I tried to quickly peek back, while still keeping my eyes on the road. I studied my surroundings. No, I knew I wasn’t in that area. I must have been seeing things. I had to be seeing things, I just had to be seeing things.
It was the white church on the corner. The field beside it, and I knew, I wasn’t seeing anything. I was going to drive near the hospital where I had given birth to The Kiddo. An area I had purposely avoided each time I had come to this city before. I just had no idea how near because my bearings were skewed, my senses were working in overtime, and nothing I was seeing was making sense in reality. I was driving ten years ago.
Then I saw the hospital. The shopping area near it. The Wendy’s where Darin had gone and gotten me a meal as my “feast to celebrate The Kiddo”. I knew beyond that was the parking lot, and the road I drove on to get there.
And then it hit me, between the mutterings of how I should have known, and almost tears.
I was back in Lethbridge, in fact, The Hubby and I were driving to his parent’s house. The snow was covering the ground, and we were just passing the soccer field where Potato had played last season,
“It’s going to be hard for me in Edmonton. I need you to know that now. I’m going to be triggered, I need you to know that. I am going to probably fall into a big, giant pit of despair. I need you to remember that I’m in there. Don’t cover the hole without getting me first. This is going to be awful for me. And I need you to know that now, when I’m doing okay. I need you to know that I won’t be okay in Edmonton right away, and that I won’t be able to say that to you. I will be awful to live with, a shell of a person. But please, please, remember, that I will need you. A lot. More than I will admit. Please, remember that.”

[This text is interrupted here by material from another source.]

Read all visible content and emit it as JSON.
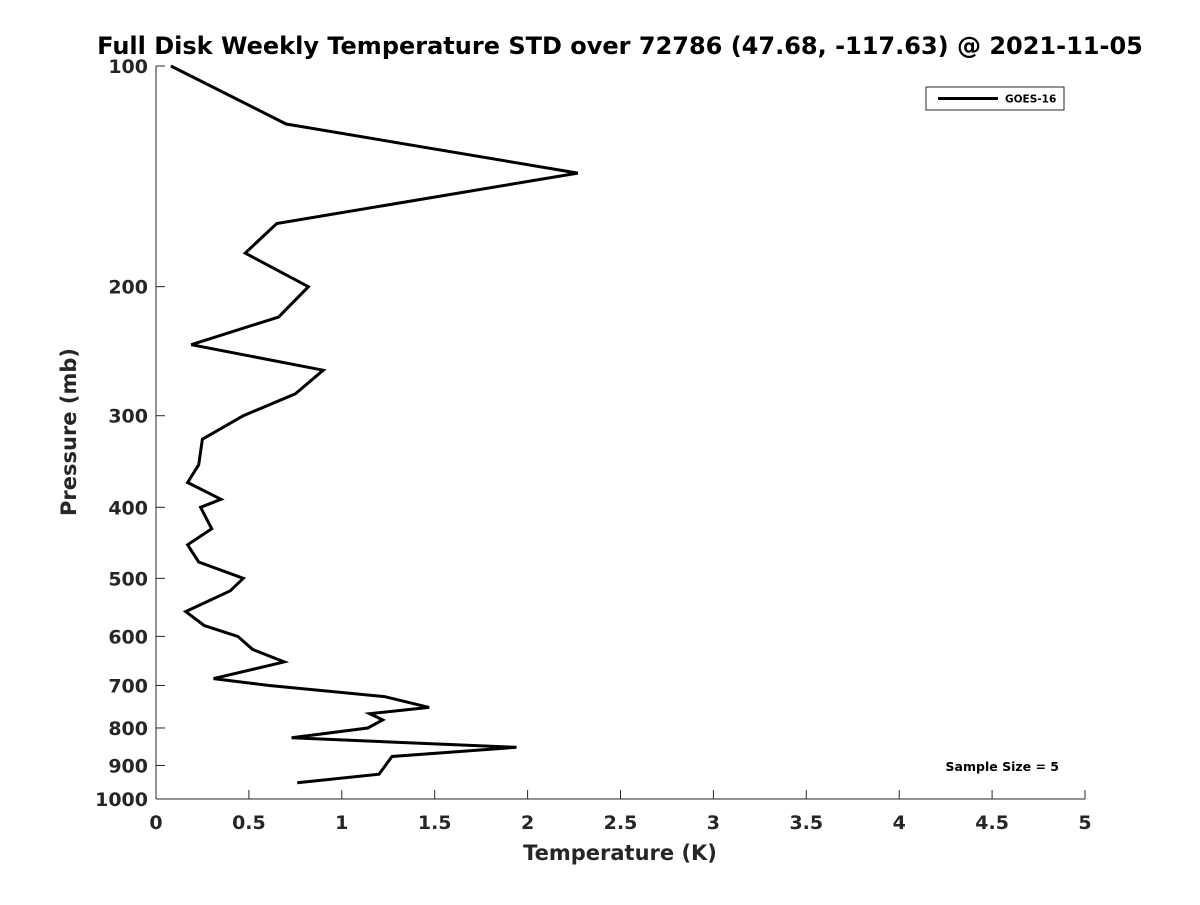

Suddenly, as I semi-sped out of the area near the hospital, it all made sense:
The Move. The newish city. The transition. The loneliness. The closing of the adoption. All of it.

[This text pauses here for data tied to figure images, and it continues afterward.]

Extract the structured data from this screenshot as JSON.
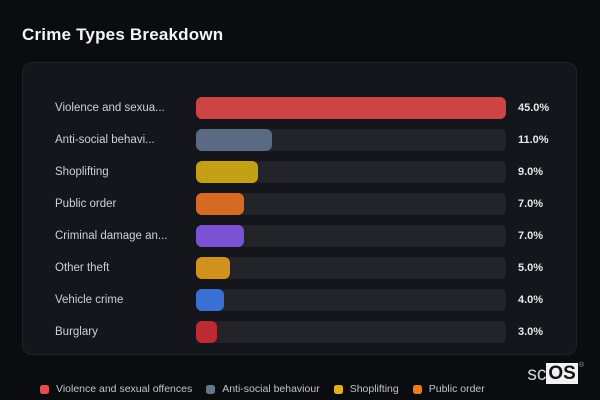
{
  "page": {
    "title": "Crime Types Breakdown"
  },
  "chart_data": {
    "type": "bar",
    "orientation": "horizontal",
    "title": "Crime Types Breakdown",
    "categories": [
      "Violence and sexua...",
      "Anti-social behavi...",
      "Shoplifting",
      "Public order",
      "Criminal damage an...",
      "Other theft",
      "Vehicle crime",
      "Burglary"
    ],
    "values": [
      45.0,
      11.0,
      9.0,
      7.0,
      7.0,
      5.0,
      4.0,
      3.0
    ],
    "value_labels": [
      "45.0%",
      "11.0%",
      "9.0%",
      "7.0%",
      "7.0%",
      "5.0%",
      "4.0%",
      "3.0%"
    ],
    "bar_colors": [
      "#cc4444",
      "#5a6a83",
      "#c4a016",
      "#d56a22",
      "#7c52d4",
      "#d0921c",
      "#3a70d4",
      "#bd2a31"
    ],
    "max_value": 45.0,
    "value_suffix": "%",
    "xlim": [
      0,
      45
    ],
    "grid": false,
    "legend_position": "bottom",
    "track_color": "#232429"
  },
  "legend": {
    "items": [
      {
        "label": "Violence and sexual offences",
        "color": "#e14f4f"
      },
      {
        "label": "Anti-social behaviour",
        "color": "#64748b"
      },
      {
        "label": "Shoplifting",
        "color": "#e3af1c"
      },
      {
        "label": "Public order",
        "color": "#ea7d18"
      }
    ]
  },
  "watermark": {
    "prefix": "sc",
    "suffix": "OS",
    "registered": "®"
  },
  "colors": {
    "page_bg": "#0b0c10",
    "panel_bg": "#15161b",
    "title_text": "#f4f5f7",
    "label_text": "#ccd0d7",
    "value_text": "#e4e6ea"
  }
}
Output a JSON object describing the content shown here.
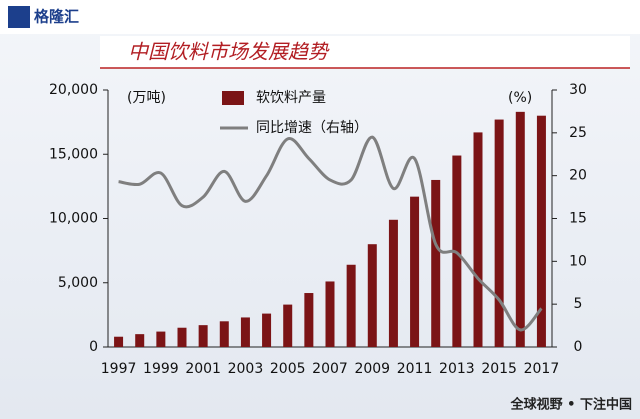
{
  "brand": "格隆汇",
  "footer": "全球视野 • 下注中国",
  "chart_data": {
    "type": "bar-line",
    "title": "中国饮料市场发展趋势",
    "y_unit": "(万吨)",
    "y2_unit": "(%)",
    "categories": [
      "1997",
      null,
      "1999",
      null,
      "2001",
      null,
      "2003",
      null,
      "2005",
      null,
      "2007",
      null,
      "2009",
      null,
      "2011",
      null,
      "2013",
      null,
      "2015",
      null,
      "2017"
    ],
    "series": [
      {
        "name": "软饮料产量",
        "type": "bar",
        "color": "#7b1416",
        "values": [
          800,
          1000,
          1200,
          1500,
          1700,
          2000,
          2300,
          2600,
          3300,
          4200,
          5100,
          6400,
          8000,
          9900,
          11700,
          13000,
          14900,
          16700,
          17700,
          18300,
          18000
        ]
      },
      {
        "name": "同比增速（右轴）",
        "type": "line",
        "axis": "y2",
        "color": "#7f7f7f",
        "values": [
          19.3,
          19,
          20.3,
          16.5,
          17.5,
          20.5,
          17,
          20,
          24.3,
          22,
          19.5,
          19.5,
          24.5,
          18.5,
          22,
          12,
          11,
          8,
          5.5,
          2,
          4.5
        ]
      }
    ],
    "ylim": [
      0,
      20000
    ],
    "yticks": [
      0,
      {
        "value": 5000,
        "label": "5,000"
      },
      {
        "value": 10000,
        "label": "10,000"
      },
      {
        "value": 15000,
        "label": "15,000"
      },
      {
        "value": 20000,
        "label": "20,000"
      }
    ],
    "y2lim": [
      0,
      30
    ],
    "y2ticks": [
      0,
      5,
      10,
      15,
      20,
      25,
      30
    ]
  }
}
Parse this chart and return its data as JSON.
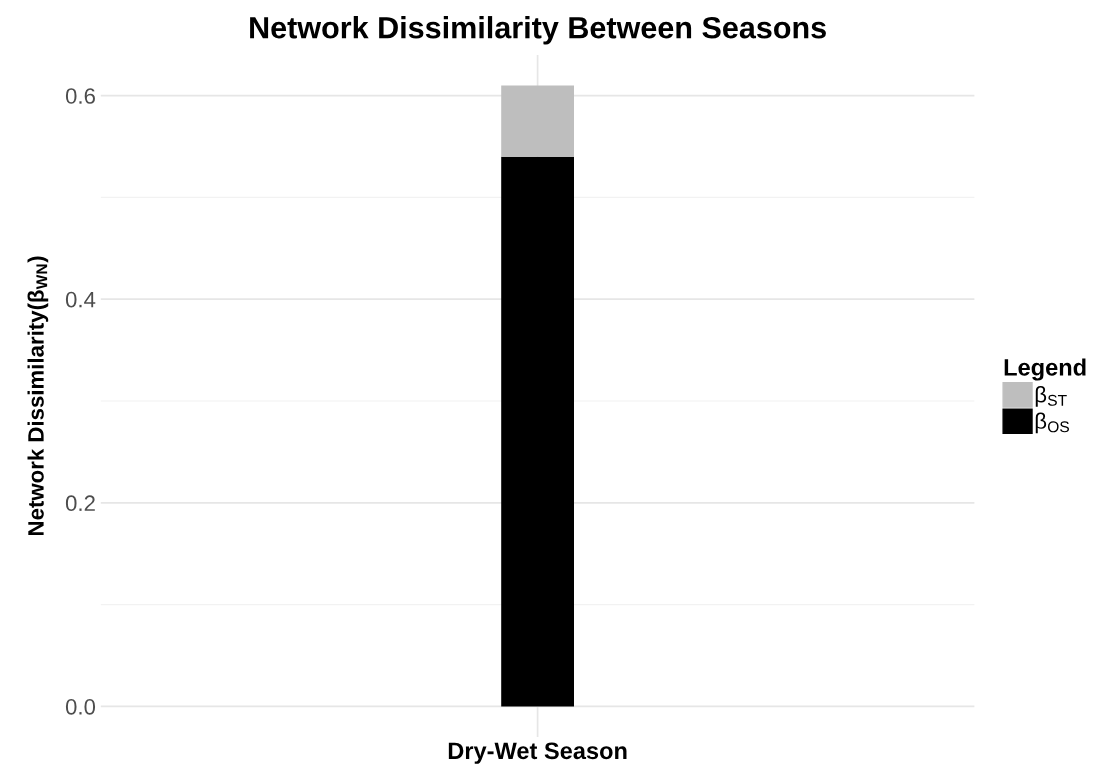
{
  "chart_data": {
    "type": "bar",
    "title": "Network Dissimilarity Between Seasons",
    "ylabel": "Network Dissimilarity(β$_{WN}$)",
    "legend_title": "Legend",
    "categories": [
      "Dry-Wet Season"
    ],
    "stacked": true,
    "series": [
      {
        "name": "β$_{OS}$",
        "color": "#000000",
        "values": [
          0.54
        ]
      },
      {
        "name": "β$_{ST}$",
        "color": "#bebebe",
        "values": [
          0.07
        ]
      }
    ],
    "ylim": [
      -0.03,
      0.64
    ],
    "yticks": [
      {
        "value": 0,
        "label": "0.0"
      },
      {
        "value": 0.2,
        "label": "0.2"
      },
      {
        "value": 0.4,
        "label": "0.4"
      },
      {
        "value": 0.6,
        "label": "0.6"
      }
    ],
    "grid": true,
    "legend": "right"
  }
}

And this, a trigger every single time I look somewhere. Something that reminds me of him. Of being pregnant. How ten years ago, he was mine, just mine, and ten years later, he’s not even in my life.
I knew I was walking into a minefield. I knew, even before I got here and forgot, that this was going to be hellish for me. Of course, the closing adoption hasn’t made this any easier for me to stomach. Maybe if I had spent ten years in this town, I wouldn’t feel so fragile, and sensitive to every movement. Maybe if I had a relationship with him, it would be better. I have no idea, really.
All I know is every single cell on my body is reacting. My post traumatic stress disorder has not been triggered this hard in a long time, and somehow, between all of the realities, and the memories of the past, I have to figure out a way to live here.
Today, I’ll be a little softer. A little gentler, because there is a seventeen year old girl within me who is cringing every single time we remember one more little thing.
Facing the memories is the hardest part of this adoption, thing. It really is.